Trump anuncia venda de petróleo à Rússia e volta à Venezuela

Trump anuncia venda de petróleo à Rússia e volta à Venezuela

Trump anuncia venda de petróleo à Rússia e volta à Venezuela – Em coletiva realizada em 3 de janeiro de 2026, o ex-presidente dos Estados Unidos, Donald Trump, declarou que companhias americanas retomarão operações no território venezuelano e que o país “está no negócio do petróleo” para fornecer o produto à Rússia quando “as coisas se estabilizarem”.

Trump argumentou que a Venezuela, antes limitada por “estrutura ruim”, produzirá volumes maiores sob gestão das petroleiras norte-americanas. Ele prevê “grandes quantidades” de barris sendo redirecionados a diversas nações, citando especificamente Moscou como futuro comprador.
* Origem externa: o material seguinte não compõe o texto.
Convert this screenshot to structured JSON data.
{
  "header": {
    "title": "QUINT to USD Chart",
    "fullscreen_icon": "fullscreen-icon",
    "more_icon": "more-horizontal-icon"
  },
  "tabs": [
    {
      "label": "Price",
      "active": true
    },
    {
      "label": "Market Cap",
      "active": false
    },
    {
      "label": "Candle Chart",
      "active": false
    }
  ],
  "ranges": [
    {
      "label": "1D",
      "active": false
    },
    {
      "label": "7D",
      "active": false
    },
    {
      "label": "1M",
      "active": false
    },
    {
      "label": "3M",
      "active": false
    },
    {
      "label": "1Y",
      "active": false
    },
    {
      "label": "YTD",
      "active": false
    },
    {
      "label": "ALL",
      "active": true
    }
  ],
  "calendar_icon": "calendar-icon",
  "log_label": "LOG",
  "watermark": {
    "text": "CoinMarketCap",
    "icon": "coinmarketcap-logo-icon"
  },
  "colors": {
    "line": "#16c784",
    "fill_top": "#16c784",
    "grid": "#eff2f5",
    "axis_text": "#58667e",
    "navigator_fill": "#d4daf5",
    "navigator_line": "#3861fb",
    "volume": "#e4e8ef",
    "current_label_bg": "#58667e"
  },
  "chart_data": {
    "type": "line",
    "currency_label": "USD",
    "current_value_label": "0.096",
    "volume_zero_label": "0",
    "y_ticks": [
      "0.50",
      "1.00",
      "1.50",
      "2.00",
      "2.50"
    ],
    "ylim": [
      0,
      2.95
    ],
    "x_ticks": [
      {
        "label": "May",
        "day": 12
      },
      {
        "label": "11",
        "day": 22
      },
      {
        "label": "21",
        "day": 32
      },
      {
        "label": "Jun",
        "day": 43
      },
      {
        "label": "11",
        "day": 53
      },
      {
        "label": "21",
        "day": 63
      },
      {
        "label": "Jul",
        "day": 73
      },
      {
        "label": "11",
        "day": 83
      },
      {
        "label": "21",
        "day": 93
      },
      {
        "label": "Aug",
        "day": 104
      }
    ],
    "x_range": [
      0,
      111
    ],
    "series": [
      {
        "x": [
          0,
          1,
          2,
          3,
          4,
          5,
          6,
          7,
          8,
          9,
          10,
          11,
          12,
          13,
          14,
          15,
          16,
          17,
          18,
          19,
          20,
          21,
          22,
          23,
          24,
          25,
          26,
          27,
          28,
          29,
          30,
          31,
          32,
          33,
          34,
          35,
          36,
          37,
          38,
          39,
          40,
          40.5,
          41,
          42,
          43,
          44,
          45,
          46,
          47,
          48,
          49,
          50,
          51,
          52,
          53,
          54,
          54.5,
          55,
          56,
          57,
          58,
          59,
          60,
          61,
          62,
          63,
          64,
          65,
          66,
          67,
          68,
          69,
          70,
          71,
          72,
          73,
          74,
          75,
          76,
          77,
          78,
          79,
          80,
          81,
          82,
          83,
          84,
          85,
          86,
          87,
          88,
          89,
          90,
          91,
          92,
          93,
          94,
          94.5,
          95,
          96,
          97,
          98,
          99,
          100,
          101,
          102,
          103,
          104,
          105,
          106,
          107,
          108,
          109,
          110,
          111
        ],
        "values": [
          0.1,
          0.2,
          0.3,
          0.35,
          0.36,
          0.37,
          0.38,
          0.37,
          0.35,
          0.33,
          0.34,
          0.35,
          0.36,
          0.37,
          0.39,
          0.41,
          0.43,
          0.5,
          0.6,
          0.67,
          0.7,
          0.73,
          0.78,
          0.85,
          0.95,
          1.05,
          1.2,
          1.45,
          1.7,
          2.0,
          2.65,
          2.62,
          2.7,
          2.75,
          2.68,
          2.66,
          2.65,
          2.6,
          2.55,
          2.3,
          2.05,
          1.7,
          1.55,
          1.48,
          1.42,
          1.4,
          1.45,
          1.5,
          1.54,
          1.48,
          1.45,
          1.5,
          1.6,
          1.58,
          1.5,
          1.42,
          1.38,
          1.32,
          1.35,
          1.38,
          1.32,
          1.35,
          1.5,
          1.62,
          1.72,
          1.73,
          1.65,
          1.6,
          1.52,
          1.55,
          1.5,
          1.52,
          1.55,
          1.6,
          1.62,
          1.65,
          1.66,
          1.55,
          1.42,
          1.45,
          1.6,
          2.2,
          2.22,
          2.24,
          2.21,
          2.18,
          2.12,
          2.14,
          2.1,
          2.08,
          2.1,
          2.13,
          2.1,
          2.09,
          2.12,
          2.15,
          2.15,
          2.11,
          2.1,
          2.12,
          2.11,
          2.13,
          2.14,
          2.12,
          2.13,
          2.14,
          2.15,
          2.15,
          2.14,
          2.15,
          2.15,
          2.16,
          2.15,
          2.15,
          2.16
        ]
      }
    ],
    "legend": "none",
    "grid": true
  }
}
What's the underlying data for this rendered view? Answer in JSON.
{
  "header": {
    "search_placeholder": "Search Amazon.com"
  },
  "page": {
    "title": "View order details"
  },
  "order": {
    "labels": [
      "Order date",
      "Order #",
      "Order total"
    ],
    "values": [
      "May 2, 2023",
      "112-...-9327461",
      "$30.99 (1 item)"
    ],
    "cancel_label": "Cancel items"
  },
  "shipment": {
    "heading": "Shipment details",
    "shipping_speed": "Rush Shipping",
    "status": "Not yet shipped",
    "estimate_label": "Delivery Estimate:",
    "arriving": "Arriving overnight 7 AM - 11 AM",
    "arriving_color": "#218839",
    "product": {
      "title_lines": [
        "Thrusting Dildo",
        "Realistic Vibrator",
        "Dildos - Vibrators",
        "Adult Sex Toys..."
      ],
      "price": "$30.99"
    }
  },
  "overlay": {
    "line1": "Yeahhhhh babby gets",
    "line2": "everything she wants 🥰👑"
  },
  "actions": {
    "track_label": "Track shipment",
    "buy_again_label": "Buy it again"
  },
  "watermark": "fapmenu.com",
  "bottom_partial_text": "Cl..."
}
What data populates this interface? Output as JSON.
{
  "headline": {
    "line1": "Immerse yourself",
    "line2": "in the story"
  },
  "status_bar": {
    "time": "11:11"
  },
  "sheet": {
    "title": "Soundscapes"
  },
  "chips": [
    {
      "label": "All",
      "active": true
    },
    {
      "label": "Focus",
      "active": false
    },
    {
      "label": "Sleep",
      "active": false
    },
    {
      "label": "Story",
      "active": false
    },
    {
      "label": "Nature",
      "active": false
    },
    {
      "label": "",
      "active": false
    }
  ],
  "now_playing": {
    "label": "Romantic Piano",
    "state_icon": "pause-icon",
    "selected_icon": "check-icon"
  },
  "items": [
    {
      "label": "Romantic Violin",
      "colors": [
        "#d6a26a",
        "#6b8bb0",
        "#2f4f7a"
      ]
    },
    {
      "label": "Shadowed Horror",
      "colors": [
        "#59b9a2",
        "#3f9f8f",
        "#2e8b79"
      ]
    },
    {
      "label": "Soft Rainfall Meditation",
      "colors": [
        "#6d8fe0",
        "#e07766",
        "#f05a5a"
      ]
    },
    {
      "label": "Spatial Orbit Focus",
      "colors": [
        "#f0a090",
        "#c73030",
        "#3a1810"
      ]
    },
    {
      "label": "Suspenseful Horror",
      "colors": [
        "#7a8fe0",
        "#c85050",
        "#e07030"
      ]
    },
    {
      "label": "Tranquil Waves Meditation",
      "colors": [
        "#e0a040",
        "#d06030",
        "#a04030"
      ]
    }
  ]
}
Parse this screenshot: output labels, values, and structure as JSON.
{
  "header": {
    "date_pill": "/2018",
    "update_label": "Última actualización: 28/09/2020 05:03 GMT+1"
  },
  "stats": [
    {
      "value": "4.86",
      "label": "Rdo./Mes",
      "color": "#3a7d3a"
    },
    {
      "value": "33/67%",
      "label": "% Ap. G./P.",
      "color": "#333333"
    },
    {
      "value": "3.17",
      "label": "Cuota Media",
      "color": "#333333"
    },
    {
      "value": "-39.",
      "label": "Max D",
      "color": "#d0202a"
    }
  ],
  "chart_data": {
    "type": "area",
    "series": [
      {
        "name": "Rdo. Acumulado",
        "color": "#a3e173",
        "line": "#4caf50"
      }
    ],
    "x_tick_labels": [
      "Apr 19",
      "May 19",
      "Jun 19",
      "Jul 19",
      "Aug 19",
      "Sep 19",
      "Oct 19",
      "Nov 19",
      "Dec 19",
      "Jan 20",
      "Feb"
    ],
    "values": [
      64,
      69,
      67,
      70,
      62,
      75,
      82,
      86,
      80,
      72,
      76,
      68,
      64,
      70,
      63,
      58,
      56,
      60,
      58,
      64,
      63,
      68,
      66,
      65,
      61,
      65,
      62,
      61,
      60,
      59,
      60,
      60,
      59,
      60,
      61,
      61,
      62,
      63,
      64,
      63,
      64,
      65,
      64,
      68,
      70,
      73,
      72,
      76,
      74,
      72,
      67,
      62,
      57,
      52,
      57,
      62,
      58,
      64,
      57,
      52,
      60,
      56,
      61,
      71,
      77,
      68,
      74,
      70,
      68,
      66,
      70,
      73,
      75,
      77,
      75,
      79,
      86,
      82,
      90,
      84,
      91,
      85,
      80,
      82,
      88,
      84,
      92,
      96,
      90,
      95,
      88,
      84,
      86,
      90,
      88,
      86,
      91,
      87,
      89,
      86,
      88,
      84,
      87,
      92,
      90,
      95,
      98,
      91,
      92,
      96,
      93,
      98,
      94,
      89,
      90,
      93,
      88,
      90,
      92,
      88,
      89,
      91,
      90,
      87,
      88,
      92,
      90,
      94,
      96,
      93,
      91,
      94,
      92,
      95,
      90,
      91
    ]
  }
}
Planos para o petróleo venezuelano

De acordo com Trump, o retorno das multinacionais dos Estados Unidos criará capacidade extra nos campos venezuelanos, historicamente afetados por falta de investimentos. A expectativa do republicano é elevar o patamar de produção do país, que hoje gira em torno de 800 mil barris diários segundo dados da Agência Nacional do Petróleo (ANP).

Ao comentar a guerra na Ucrânia, Trump ressaltou não estar satisfeito com o presidente russo, Vladimir Putin, mas alegou que o acordo energético ajudaria a “estabilizar” o mercado global. Ele também atribuiu o conflito ao governo de Joe Biden, dizendo ter “herdado” a situação.

Reação de Caracas e implicações globais

O governo da Venezuela repudiou a declaração, classificando a movimentação como “gravíssima agressão militar” e violação da Carta das Nações Unidas. Em comunicado, Caracas acusou Washington de tentar “apoderar-se” do petróleo e de minerais estratégicos, afirmando que qualquer tentativa de “mudança de regime” irá fracassar.

A tensão ocorre em meio a sanções americanas ainda em vigor contra o país sul-americano. Especialistas veem na fala de Trump um indicativo de possível flexibilização dessas restrições, cenário que pode alterar a rota de suprimento global, sobretudo à medida que a Organização dos Países Exportadores de Petróleo monitora limites de produção para conter a volatilidade de preços.

Analistas em Washington observam que uma entrada maciça de barris venezuelanos no mercado tenderia a pressionar cotações internacionais. Já para Moscou, sob embargo de nações ocidentais, a compra de óleo norte-americano refinado poderia reduzir impactos de sanções europeias.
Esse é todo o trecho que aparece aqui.